The Madman's Daughter - Inspired by H.G. Well's classic, The Island of Dr. Moreau, Shepherd weaves a Gothic tale worthy of literary stardom. Loyal to the Victorian Gothic horror, The Madman's Daughter begins in London and leads to an uncharted, remote island where experiments in the interest of science border on the insane. However, all advancement comes at a price and despite the horrific nature, some vital knowledge is gained for the benefit of humanity. The gruesome violations will make you wince and squirm, as the tension builds at a sometimes maddening pace. Some scenes are slow and drawn out as if guided by the precision of a surgeon's blade, which adds dark tension similar to Goethe.

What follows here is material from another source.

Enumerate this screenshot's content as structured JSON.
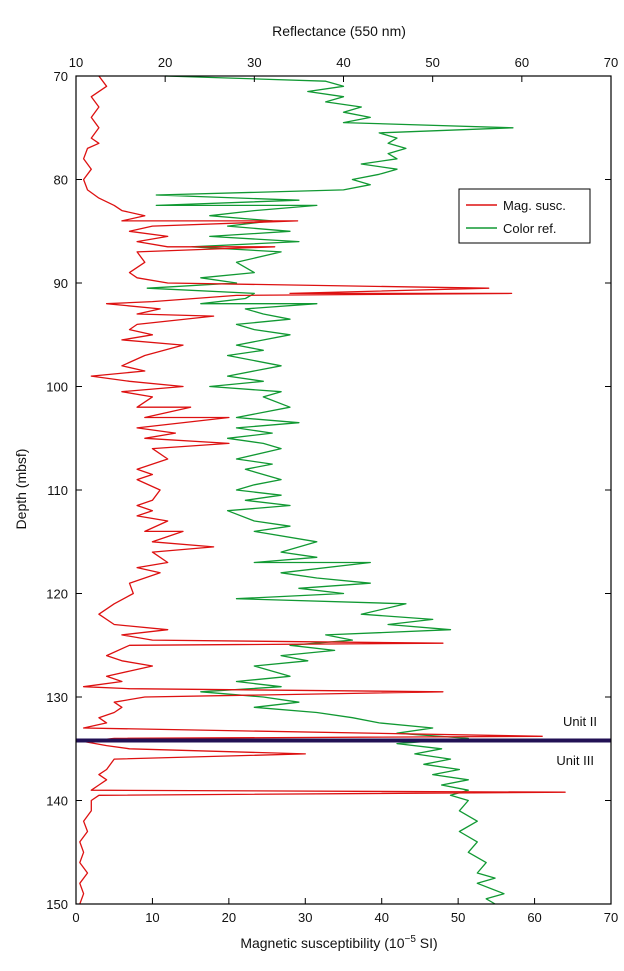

You'll wish you could look away, but can't, you must see the vivisection, your curiosity will force you to witness what is happening in the medical school basement or island blood house. The pacing of the prose is systemically executed to push and pull the story in a violent wave towards the inevitable outcome. However, there is a bit of a twist that makes the final pages exhilarating. For those who appreciate and love the classic structure of literature, this will be a journey worth taking. It starts in one place and sails towards another world. I use the term journey, because this is not necessarily a quick read, but unravels into chaos and madness, much like a true Gothic horror should. The love triangle also stays true to Victorian tradition and remains fairly chaste--no bodice ripping affairs occur, but the depth of love is satisfied with hope of more to come.